The whole “moment” was actually about 3 seconds, about how long it takes to glance up from your sandwich to notice that A.J. McCarron’s girlfriend just walked in with Brett Musberger to have a hot coffee, then shrug and take your next bite – which was about how Belichick looked during the sequence.
Belichick notices everything, though he may not act upon what he’s seeing right away, you can be damned sure he has it logged in that filing cabinet in his brain…and that’s where you are, Brendon Whats yer name – filed just behind Pittsburgh’s Ryan Clark, one of the few who dared call out Belichick – and Bill made sure he had something for him.
Not anything vicious, nothing that was going to hurt him or that would interfere with the flow of the game or get him a penalty – but at some point during the course of the game, somewhere within the flow, he’s going to make you look like a fool – and every person in the civilized world and Canada is going watch it happen live.
I’m sure that Coach Harbaugh explained that to you as well. It’s something that can’t be helped, and all you can hope for is to learn from the experience
His plans are so devious that I bet that stuff like that is actually built into the game plan, has a name, maybe like “The Longest Yard” – just so you know that Bill will get you – but only you…

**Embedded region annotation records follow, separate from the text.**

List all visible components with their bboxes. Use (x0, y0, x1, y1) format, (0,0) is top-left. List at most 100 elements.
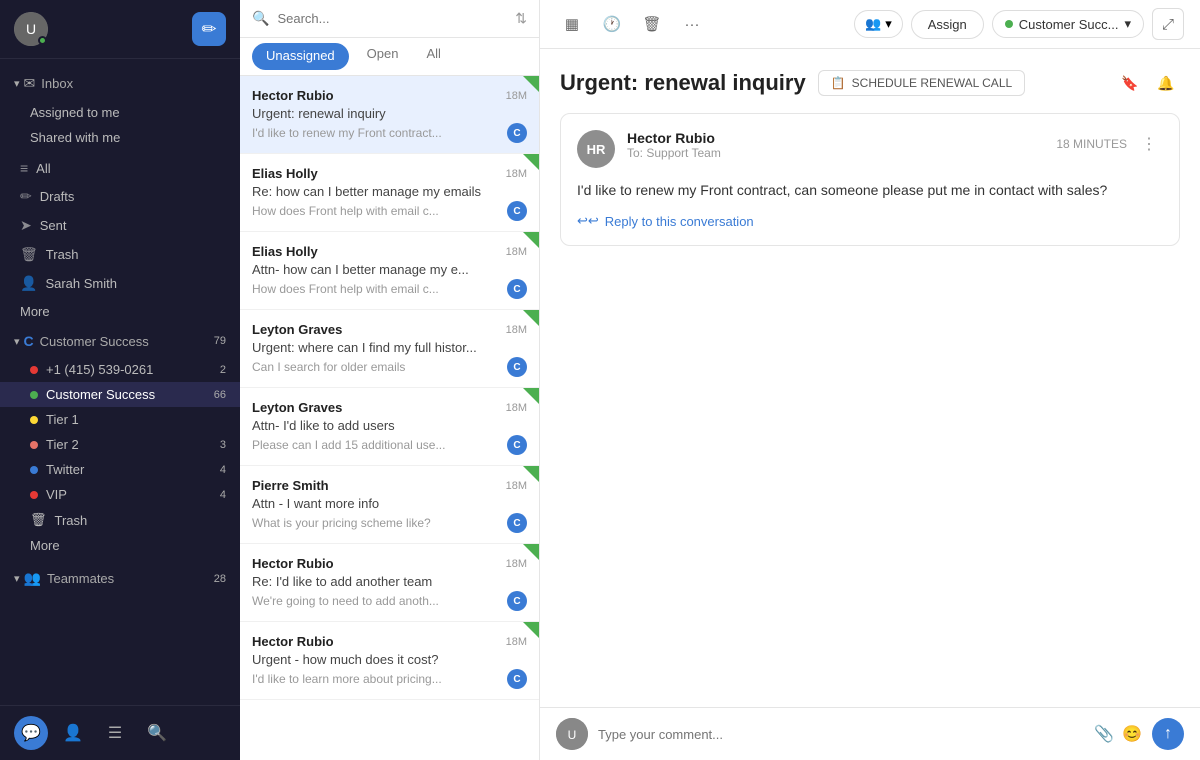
list-item[interactable]: Leyton Graves 18M Urgent: where can I fi… (240, 310, 539, 388)
list-item[interactable]: Hector Rubio 18M Urgent - how much does … (240, 622, 539, 700)
conv-sender: Hector Rubio (252, 634, 334, 649)
sidebar-item-sarah-smith[interactable]: 👤 Sarah Smith (0, 269, 240, 298)
conv-preview-text: How does Front help with email c... (252, 282, 439, 296)
sidebar-item-cs-more[interactable]: More (0, 533, 240, 558)
svg-text:U: U (26, 21, 36, 37)
sidebar-item-trash[interactable]: 🗑 Trash (0, 240, 240, 269)
sidebar-item-assigned-to-me[interactable]: Assigned to me (0, 100, 240, 125)
chevron-down-icon-teammates: ▾ (14, 572, 20, 585)
conv-preview-text: We're going to need to add anoth... (252, 594, 439, 608)
bookmark-icon-button[interactable]: 🔖 (1116, 69, 1144, 97)
sidebar-item-customer-success[interactable]: ▾ C Customer Success 79 (0, 325, 240, 357)
list-item[interactable]: Elias Holly 18M Re: how can I better man… (240, 154, 539, 232)
sent-label: Sent (40, 218, 67, 233)
conv-item-top: Hector Rubio 18M (252, 556, 527, 571)
assign-button[interactable]: Assign (911, 10, 984, 39)
attach-icon[interactable]: 📎 (1094, 724, 1114, 744)
sent-icon: ➤ (20, 217, 32, 234)
sidebar-item-cs-inbox[interactable]: Customer Success 66 (0, 382, 240, 407)
reply-link[interactable]: ↩↩ Reply to this conversation (577, 213, 1163, 229)
trash-icon-button[interactable]: 🗑 (636, 8, 668, 40)
cs-icon: C (24, 333, 34, 349)
team-dropdown[interactable]: Customer Succ... ▾ (992, 10, 1144, 38)
cs-inbox-label: Customer Success (46, 387, 155, 402)
sidebar-item-teammates[interactable]: ▾ 👥 Teammates 28 (0, 562, 240, 595)
conv-preview-text: Please can I add 15 additional use... (252, 438, 445, 452)
drafts-icon: ✏ (20, 188, 32, 205)
tab-open[interactable]: Open (353, 38, 413, 76)
conv-subject: Re: how can I better manage my emails (252, 184, 527, 199)
conv-avatar-badge: C (507, 435, 527, 455)
conv-preview-text: Can I search for older emails (252, 360, 405, 374)
corner-flag (523, 544, 539, 560)
conv-avatar-badge: C (507, 279, 527, 299)
conv-preview: I'd like to learn more about pricing... … (252, 669, 527, 689)
expand-button[interactable]: ⤢ (1152, 8, 1184, 40)
search-icon-button[interactable]: 🔍 (140, 716, 174, 750)
all-label: All (36, 161, 50, 176)
schedule-renewal-button[interactable]: 📋 SCHEDULE RENEWAL CALL (818, 70, 1025, 96)
tab-all[interactable]: All (412, 38, 454, 76)
list-item[interactable]: Elias Holly 18M Attn- how can I better m… (240, 232, 539, 310)
sidebar-item-tier1[interactable]: Tier 1 (0, 407, 240, 432)
message-time-area: 18 MINUTES ⋮ (1056, 130, 1163, 158)
conv-item-top: Leyton Graves 18M (252, 322, 527, 337)
list-item[interactable]: Leyton Graves 18M Attn- I'd like to add … (240, 388, 539, 466)
comment-bar: U 📎 😊 ↑ (540, 707, 1200, 760)
sidebar-item-shared-with-me[interactable]: Shared with me (0, 125, 240, 150)
list-item[interactable]: Pierre Smith 18M Attn - I want more info… (240, 466, 539, 544)
tier1-label: Tier 1 (46, 412, 79, 427)
sidebar-item-inbox[interactable]: ▾ ✉ Inbox (0, 67, 240, 100)
grid-icon-button[interactable]: ☰ (98, 716, 132, 750)
more-icon-button[interactable]: ··· (676, 8, 708, 40)
calendar-icon-button[interactable]: ▦ (556, 8, 588, 40)
bookmark-icon: 🔖 (1121, 75, 1138, 92)
conversation-title: Urgent: renewal inquiry (560, 70, 806, 96)
phone-badge: 2 (220, 364, 226, 376)
conv-preview-text: What is your pricing scheme like? (252, 516, 431, 530)
message-more-button[interactable]: ⋮ (1135, 130, 1163, 158)
drafts-label: Drafts (40, 189, 75, 204)
trash-icon: 🗑 (642, 15, 661, 33)
conv-preview: What is your pricing scheme like? C (252, 513, 527, 533)
profile-icon-button[interactable]: 👤 (56, 716, 90, 750)
tab-unassigned[interactable]: Unassigned (252, 43, 349, 70)
sidebar-item-all[interactable]: ≡ All (0, 154, 240, 182)
message-sender-info: Hector Rubio To: Support Team (627, 130, 721, 160)
send-icon: ↑ (1164, 725, 1172, 743)
sidebar-item-drafts[interactable]: ✏ Drafts (0, 182, 240, 211)
emoji-icon[interactable]: 😊 (1122, 724, 1142, 744)
teammates-label: Teammates (47, 571, 114, 586)
vip-dot (30, 491, 38, 499)
list-item[interactable]: Hector Rubio 18M Urgent: renewal inquiry… (240, 76, 539, 154)
sidebar-item-sent[interactable]: ➤ Sent (0, 211, 240, 240)
sarah-smith-label: Sarah Smith (45, 276, 117, 291)
filter-icon[interactable]: ⇅ (515, 10, 527, 27)
reply-label: Reply to this conversation (605, 214, 754, 229)
conv-preview-text: How does Front help with email c... (252, 204, 439, 218)
search-input[interactable] (277, 11, 507, 26)
chat-icon-button[interactable]: 💬 (14, 716, 48, 750)
clock-icon-button[interactable]: 🕐 (596, 8, 628, 40)
compose-button[interactable]: ✏ (192, 12, 226, 46)
all-icon: ≡ (20, 160, 28, 176)
conv-sender: Pierre Smith (252, 478, 329, 493)
sidebar-item-vip[interactable]: VIP 4 (0, 482, 240, 507)
title-icons: 🔖 🔔 (1116, 69, 1180, 97)
teammates-badge: 28 (214, 573, 226, 585)
sidebar-item-twitter[interactable]: Twitter 4 (0, 457, 240, 482)
assignee-dropdown[interactable]: 👥 ▾ (854, 10, 903, 38)
chevron-down-icon: ▾ (14, 77, 20, 90)
bell-icon-button[interactable]: 🔔 (1152, 69, 1180, 97)
sidebar-item-more[interactable]: More (0, 298, 240, 325)
send-button[interactable]: ↑ (1152, 718, 1184, 750)
schedule-label: SCHEDULE RENEWAL CALL (852, 76, 1013, 90)
sidebar-item-cs-trash[interactable]: 🗑 Trash (0, 507, 240, 533)
sidebar-item-phone[interactable]: +1 (415) 539-0261 2 (0, 357, 240, 382)
list-item[interactable]: Hector Rubio 18M Re: I'd like to add ano… (240, 544, 539, 622)
corner-flag (523, 76, 539, 92)
sidebar-item-tier2[interactable]: Tier 2 3 (0, 432, 240, 457)
vip-badge: 4 (220, 489, 226, 501)
tier2-badge: 3 (220, 439, 226, 451)
comment-input[interactable] (598, 727, 1084, 742)
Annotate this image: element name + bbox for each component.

…for the rest of the Baltimore Ravens he has nothing but respect for, and that carries down to every member of the organization and players. These teams have had some classic battles and not even the most powerful people in sports – the Vegas oddsmakers – have any idea what to expect.
They’ll flash that 9 1/2 points around for a while like it was a brand new Rolex, adjust it down to where there’s equal money being wagered as the day draws near, and should settle in at game time right around 6 1/2 or 7. Or maybe not, it’s been holding firm despite all of the money being laid down on the Patriots to cover that ridiculous spread.
The funny thing is that I’ll bet none of the players are thinking about the point spread, nor are the coaches – there’s no room for that kind of nonsense when you’re playing for a title. It’s lace ‘em up, strap ‘em down and go.
These are the two best teams in the AFC, and they both deserve to be playing for this title.
The Broncos fell apart right before our eyes and that predatory instinct of the Raven took hold, and the fat lady started wailing away – then New England toyed with an outclassed Texans’ team before nailing the coffin shut…which brings us back to the trash talking…
So, yeah, the dumb little cartoonish bird on your helmets? Lame. It should have been the sleeve patch of Edgar Allen Poe looking all evil and junk, with a Ravens’ beak coming out of his face. That’s tough looking, that’s like Raider-esque.
But now that I think about it, your logo is tougher than ours. Yours is a menacing looking bird, ours is Elvis…and the only people that the King ever scared was the folks that owned the all you can eat Chinese joint around the corner from Graceland…
…and I stink at trash talking – so just humor me, never mind about our goofy logo and believe me when I say:
Until you change your logo stuff around, ain’t nobody going to take you seriously.